The only remaining sounds in the dark, narrow tunnel were the shuffling of large feet heading for her position, the
throb, throb, throb
of her rapidly pounding heart in her ears, and the pounding of Iolyn’s angry will against her shields.

Quickly, Bria prepared her defense. She placed the lantern on the tunnel floor, a meter from the slight turn in the tunnel where she would hide. She turned up the intensity of the light and aimed it in the direction from which the men would approach. They would be blinded, giving her time to target them. Then she moved back and into the shadows.

She’d start by throwing her sharpest weapons first. With any luck, she’d take down the enemy and then could finish them off before the pseudo-reptilians had a chance to heal themselves. She had very little space in which to maneuver, and now that she’d placed the light closer to the enemy, she had no way of retreating in the inky darkness of the tunnel leading toward the waterfall cave.

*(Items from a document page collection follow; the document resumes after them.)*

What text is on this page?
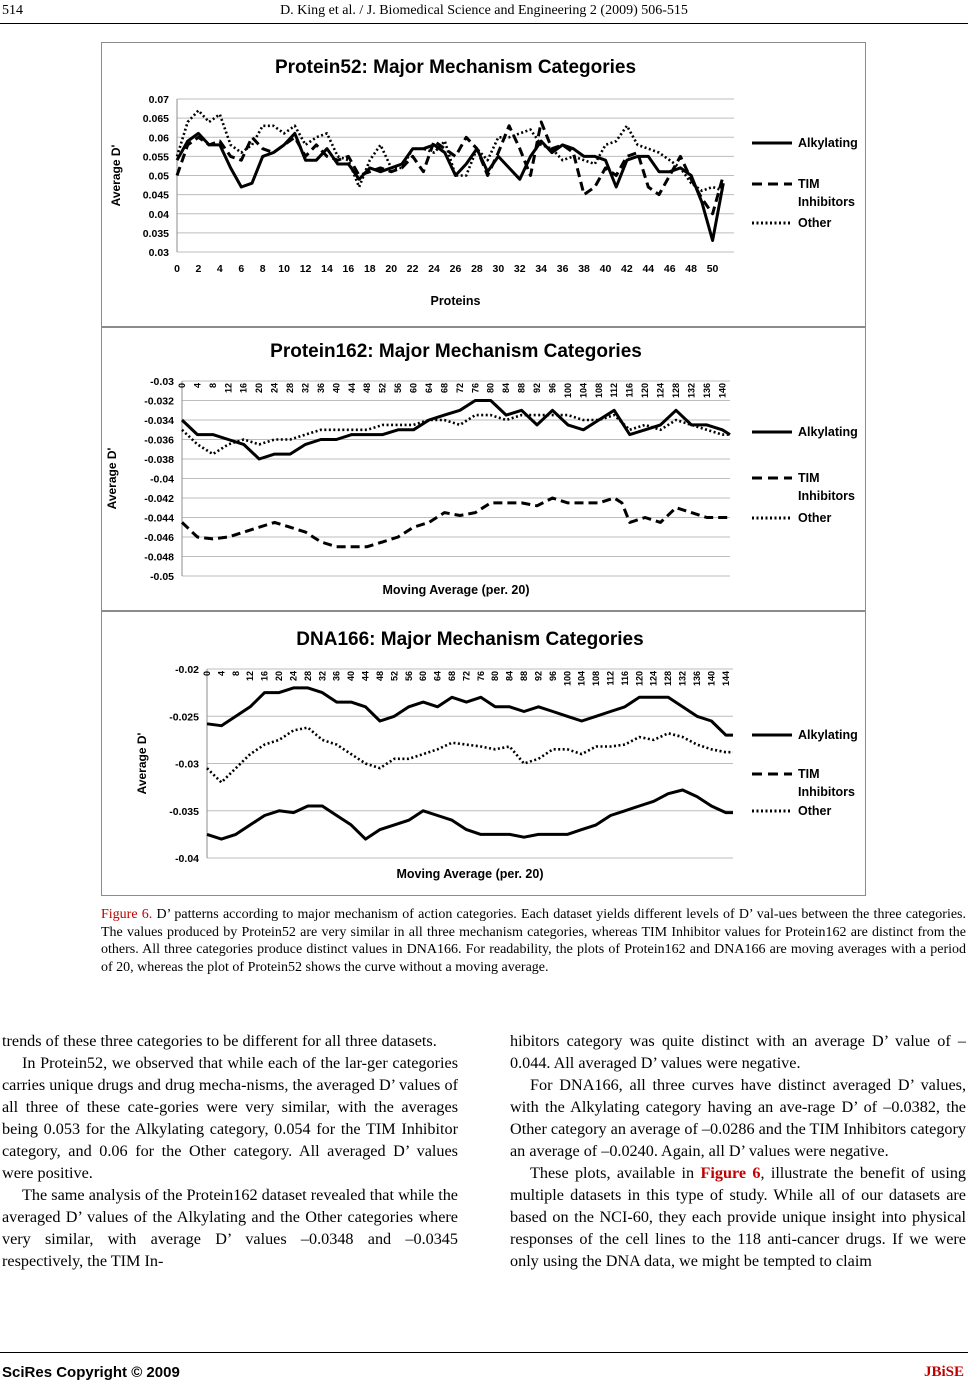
514	D. King et al. / J. Biomedical Science and Engineering 2 (2009) 506-515
Protein52: Major Mechanism Categories
0.07
0.065
0.06
0.055
0.05
0.045
0.04
0.035
0.03
Average D'
0 2 4 6 8 10 12 14 16 18 20 22 24 26 28 30 32 34 36 38 40 42 44 46 48 50
Proteins
Alkylating
TIM
Inhibitors
Other
Protein162: Major Mechanism Categories
-0.03
-0.032
-0.034
-0.036
-0.038
-0.04
-0.042
-0.044
-0.046
-0.048
-0.05
Average D'
0 4 8 12 16 20 24 28 32 36 40 44 48 52 56 60 64 68 72 76 80 84 88 92 96 100 104 108 112 116 120 124 128 132 136 140
Moving Average (per. 20)
Alkylating
TIM
Inhibitors
Other
DNA166: Major Mechanism Categories
-0.02
-0.025
-0.03
-0.035
-0.04
Average D'
0 4 8 12 16 20 24 28 32 36 40 44 48 52 56 60 64 68 72 76 80 84 88 92 96 100 104 108 112 116 120 124 128 132 136 140 144
Moving Average (per. 20)
Alkylating
TIM
Inhibitors
Other
Figure 6. D’ patterns according to major mechanism of action categories. Each dataset yields different levels of D’ val-ues between the three categories. The values produced by Protein52 are very similar in all three mechanism categories, whereas TIM Inhibitor values for Protein162 are distinct from the others. All three categories produce distinct values in DNA166. For readability, the plots of Protein162 and DNA166 are moving averages with a period of 20, whereas the plot of Protein52 shows the curve without a moving average.

trends of these three categories to be different for all three datasets.

In Protein52, we observed that while each of the lar-ger categories carries unique drugs and drug mecha-nisms, the averaged D’ values of all three of these cate-gories were very similar, with the averages being 0.053 for the Alkylating category, 0.054 for the TIM Inhibitor category, and 0.06 for the Other category. All averaged D’ values were positive.

The same analysis of the Protein162 dataset revealed that while the averaged D’ values of the Alkylating and the Other categories where very similar, with average D’ values –0.0348 and –0.0345 respectively, the TIM In-

hibitors category was quite distinct with an average D’ value of –0.044. All averaged D’ values were negative.

For DNA166, all three curves have distinct averaged D’ values, with the Alkylating category having an ave-rage D’ of –0.0382, the Other category an average of –0.0286 and the TIM Inhibitors category an average of –0.0240. Again, all D’ values were negative.

These plots, available in Figure 6, illustrate the benefit of using multiple datasets in this type of study. While all of our datasets are based on the NCI-60, they each provide unique insight into physical responses of the cell lines to the 118 anti-cancer drugs. If we were only using the DNA data, we might be tempted to claim

SciRes Copyright © 2009	JBiSE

To skew the odds in her favor, she’d need help from her warrior-
gemat
. Taking slow, calm breaths, she lowered her mental shields and met a blast of red-hot rage and fear coming across their mate-bond.

Bria! Bria! Answer me!

I’m here. They aren’t…yet. Are you going to be a help or a hindrance,
gemat
?

Iolyn’s fear-filled rage chilled to arctic ice temperatures as the frigid calm of full-blown
batel rabia
set in place. Bria felt the other Prime with Iolyn join in, even Nadia. Mel, who could not have met up with the rescue team yet, also rode the wave.

Ride the battle rage, Bria
lubha
. We’ll be there soon. Do. Not. Get. Hurt.

Top of my to-do list, warrior-
gemat. The enemy was closer now. She swore she could smell their anger as they approached.
Iolyn…I love you. It’s time.

Iolyn’s response was to stroke a phantom hand over her hair and then send her a burst of strength to aid her throws as he had earlier. She also sensed the flow of Prime energy building in strength and speed, like an unearthly tsunami, as the rescue team came ever closer.

“The light is stronger ahead,” Jotak said. “It is not moving. They must have hit a dead end.”

“Or it’s a trap,” one of the other Dornians said.